Figure 3: Accurate noise measurement test setup for RF PoL

Typical results are shown in Figure 4, where the noise floor from the test setup is superimposed, showing good test margins.

Figure 4a/4b: Noise spectral power density plot of a typical RF PoL

Although unrelated to the curves of Figure 4, the typical impact of RFPoL noise on the RF transmit spectrum can be seen in the example of Figure 5, where a PoL switching frequency “spur” is introduced at 500 kHz, approximately 67 dBm below the multiple lower carrier.

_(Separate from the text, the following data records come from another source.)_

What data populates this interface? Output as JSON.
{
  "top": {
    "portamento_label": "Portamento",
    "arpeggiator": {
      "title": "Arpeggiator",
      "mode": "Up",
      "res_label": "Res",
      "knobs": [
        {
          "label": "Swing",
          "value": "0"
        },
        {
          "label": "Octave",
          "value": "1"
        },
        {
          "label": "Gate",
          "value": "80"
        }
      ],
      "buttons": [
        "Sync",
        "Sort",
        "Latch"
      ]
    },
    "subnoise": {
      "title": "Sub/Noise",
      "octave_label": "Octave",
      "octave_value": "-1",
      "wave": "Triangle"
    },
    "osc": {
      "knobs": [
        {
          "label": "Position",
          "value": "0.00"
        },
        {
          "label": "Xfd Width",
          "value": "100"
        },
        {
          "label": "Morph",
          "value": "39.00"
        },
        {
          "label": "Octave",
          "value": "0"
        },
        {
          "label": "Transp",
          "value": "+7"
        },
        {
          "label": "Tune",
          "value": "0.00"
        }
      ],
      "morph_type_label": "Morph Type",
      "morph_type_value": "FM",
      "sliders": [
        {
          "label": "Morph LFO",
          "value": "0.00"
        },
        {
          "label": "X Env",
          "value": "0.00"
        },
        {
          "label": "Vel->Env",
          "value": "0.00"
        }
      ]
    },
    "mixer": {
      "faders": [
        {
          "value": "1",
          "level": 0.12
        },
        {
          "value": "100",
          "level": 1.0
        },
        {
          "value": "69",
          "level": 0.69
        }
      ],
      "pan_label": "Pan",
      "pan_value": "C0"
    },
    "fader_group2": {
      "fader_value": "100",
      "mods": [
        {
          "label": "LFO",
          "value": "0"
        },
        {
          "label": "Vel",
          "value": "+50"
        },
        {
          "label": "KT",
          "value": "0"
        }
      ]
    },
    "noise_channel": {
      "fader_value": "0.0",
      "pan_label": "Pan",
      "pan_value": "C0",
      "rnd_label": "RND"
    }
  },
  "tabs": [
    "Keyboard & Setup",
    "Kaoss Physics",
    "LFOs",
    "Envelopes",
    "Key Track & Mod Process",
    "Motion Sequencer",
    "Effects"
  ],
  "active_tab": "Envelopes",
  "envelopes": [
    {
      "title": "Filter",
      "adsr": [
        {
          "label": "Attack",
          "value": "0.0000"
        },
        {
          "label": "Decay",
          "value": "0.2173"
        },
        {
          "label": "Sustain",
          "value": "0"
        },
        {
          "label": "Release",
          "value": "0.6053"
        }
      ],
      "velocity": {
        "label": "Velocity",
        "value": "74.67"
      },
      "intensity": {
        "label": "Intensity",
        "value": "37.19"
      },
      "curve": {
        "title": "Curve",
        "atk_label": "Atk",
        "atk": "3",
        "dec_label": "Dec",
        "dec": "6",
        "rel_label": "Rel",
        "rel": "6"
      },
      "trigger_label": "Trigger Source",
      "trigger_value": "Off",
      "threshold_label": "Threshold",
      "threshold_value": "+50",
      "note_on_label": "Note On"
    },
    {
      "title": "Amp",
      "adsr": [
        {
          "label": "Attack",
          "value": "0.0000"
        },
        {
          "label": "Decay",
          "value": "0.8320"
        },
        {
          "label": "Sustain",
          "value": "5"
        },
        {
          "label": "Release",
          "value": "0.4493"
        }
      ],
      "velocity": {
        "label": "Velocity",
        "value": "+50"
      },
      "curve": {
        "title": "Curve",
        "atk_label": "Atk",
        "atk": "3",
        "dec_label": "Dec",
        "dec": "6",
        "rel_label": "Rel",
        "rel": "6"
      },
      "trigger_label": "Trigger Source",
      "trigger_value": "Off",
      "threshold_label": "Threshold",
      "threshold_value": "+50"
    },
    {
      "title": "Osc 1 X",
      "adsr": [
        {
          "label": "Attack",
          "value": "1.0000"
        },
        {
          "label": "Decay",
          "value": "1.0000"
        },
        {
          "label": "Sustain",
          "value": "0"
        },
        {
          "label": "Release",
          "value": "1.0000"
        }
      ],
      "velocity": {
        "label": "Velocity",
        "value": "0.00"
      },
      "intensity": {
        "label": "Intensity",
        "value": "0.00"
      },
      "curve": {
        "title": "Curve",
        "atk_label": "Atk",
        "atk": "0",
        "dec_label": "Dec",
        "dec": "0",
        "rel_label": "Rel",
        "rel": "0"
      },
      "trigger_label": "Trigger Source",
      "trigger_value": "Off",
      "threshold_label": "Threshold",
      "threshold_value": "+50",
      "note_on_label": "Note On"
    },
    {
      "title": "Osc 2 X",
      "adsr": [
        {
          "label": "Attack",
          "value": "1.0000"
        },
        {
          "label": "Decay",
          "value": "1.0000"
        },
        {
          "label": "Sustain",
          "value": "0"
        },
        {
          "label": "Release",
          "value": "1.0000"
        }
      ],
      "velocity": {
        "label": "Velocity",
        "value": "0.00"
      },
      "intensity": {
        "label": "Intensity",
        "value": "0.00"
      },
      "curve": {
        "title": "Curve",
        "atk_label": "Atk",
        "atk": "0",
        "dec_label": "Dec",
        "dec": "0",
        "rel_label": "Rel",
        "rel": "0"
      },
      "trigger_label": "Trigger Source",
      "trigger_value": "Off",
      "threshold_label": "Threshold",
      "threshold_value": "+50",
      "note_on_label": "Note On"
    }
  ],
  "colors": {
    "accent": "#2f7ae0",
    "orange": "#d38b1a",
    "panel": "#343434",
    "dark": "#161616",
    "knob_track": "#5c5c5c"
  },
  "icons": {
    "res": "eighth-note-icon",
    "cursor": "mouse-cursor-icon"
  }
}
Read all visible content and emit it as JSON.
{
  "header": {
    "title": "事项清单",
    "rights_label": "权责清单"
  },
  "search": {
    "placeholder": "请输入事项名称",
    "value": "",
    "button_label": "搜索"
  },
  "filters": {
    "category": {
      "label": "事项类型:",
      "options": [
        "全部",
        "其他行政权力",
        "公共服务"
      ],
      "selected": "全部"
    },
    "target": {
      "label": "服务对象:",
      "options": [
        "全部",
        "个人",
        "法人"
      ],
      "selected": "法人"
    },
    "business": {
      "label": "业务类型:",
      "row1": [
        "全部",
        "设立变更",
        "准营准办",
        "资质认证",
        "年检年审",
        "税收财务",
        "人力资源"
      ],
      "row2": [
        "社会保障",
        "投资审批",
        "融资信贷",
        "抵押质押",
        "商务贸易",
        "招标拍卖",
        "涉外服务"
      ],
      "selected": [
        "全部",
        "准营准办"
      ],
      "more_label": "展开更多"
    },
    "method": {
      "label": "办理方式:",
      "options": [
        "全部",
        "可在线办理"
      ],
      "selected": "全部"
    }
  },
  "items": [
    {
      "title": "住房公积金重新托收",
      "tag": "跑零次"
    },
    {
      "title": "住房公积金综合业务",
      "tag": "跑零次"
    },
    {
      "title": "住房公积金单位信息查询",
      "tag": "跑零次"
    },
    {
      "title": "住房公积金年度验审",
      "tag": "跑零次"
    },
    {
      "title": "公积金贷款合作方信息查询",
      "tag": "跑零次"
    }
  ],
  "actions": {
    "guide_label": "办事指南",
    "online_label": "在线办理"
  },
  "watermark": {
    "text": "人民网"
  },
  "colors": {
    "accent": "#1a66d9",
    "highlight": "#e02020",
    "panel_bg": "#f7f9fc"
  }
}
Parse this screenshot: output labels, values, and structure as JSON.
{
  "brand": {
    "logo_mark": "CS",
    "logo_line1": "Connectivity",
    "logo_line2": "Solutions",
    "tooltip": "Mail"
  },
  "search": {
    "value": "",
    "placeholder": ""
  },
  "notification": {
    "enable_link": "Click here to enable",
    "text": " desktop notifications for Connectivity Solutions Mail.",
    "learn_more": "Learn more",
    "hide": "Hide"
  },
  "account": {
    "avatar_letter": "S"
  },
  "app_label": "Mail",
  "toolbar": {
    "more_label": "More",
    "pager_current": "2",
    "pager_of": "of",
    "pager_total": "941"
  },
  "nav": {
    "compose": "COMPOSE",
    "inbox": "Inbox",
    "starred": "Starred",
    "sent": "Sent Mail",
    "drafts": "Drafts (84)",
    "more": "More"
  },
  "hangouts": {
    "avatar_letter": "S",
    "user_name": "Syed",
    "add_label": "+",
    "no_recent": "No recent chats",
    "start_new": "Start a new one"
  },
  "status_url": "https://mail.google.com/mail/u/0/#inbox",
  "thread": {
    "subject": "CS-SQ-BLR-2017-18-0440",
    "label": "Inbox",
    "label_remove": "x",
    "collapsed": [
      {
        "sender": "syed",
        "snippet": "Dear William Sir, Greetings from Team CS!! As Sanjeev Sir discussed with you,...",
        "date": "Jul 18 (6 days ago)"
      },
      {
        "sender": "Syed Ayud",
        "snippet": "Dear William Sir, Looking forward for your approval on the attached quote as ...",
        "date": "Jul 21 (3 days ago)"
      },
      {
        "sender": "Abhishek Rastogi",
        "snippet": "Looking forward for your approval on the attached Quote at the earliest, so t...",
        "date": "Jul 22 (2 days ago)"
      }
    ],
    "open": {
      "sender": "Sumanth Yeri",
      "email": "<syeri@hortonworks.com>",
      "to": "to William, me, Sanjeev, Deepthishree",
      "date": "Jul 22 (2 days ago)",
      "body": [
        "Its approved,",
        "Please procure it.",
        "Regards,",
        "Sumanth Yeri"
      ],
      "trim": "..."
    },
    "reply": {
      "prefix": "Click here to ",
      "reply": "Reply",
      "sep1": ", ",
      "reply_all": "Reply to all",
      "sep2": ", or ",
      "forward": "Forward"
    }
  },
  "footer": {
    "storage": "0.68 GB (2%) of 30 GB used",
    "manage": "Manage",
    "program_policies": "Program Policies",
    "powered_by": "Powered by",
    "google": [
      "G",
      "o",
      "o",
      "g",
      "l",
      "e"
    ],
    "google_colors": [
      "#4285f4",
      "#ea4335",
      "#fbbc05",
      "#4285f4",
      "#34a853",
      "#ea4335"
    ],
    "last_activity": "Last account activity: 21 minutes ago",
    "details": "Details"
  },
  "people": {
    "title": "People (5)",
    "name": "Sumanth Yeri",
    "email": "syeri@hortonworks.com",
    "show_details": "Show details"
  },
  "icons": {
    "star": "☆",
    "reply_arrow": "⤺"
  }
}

Figure 5: Typical battery output spectrum showing RF PoL switching noise “spurs”.

The PoL noise output can be modified through clock frequency “dithering” techniques to spread and reduce peaks in the noise spectrum – a feature that can be remotely enabled in the Qorvo PoL via I2C and the GUI. Synchronizing the PoL clock to an external signal can also avoid undefined “bouncing” effects.

in conclusion

The DC power supply at the RF PA level is critical to achieve optimal performance. When verifying the load transient response and output noise level, a point-of-load converter designed for this application can be a good solution. There are other potential applications for RF PoL in areas such as medical, measurement, laser power supply, etc.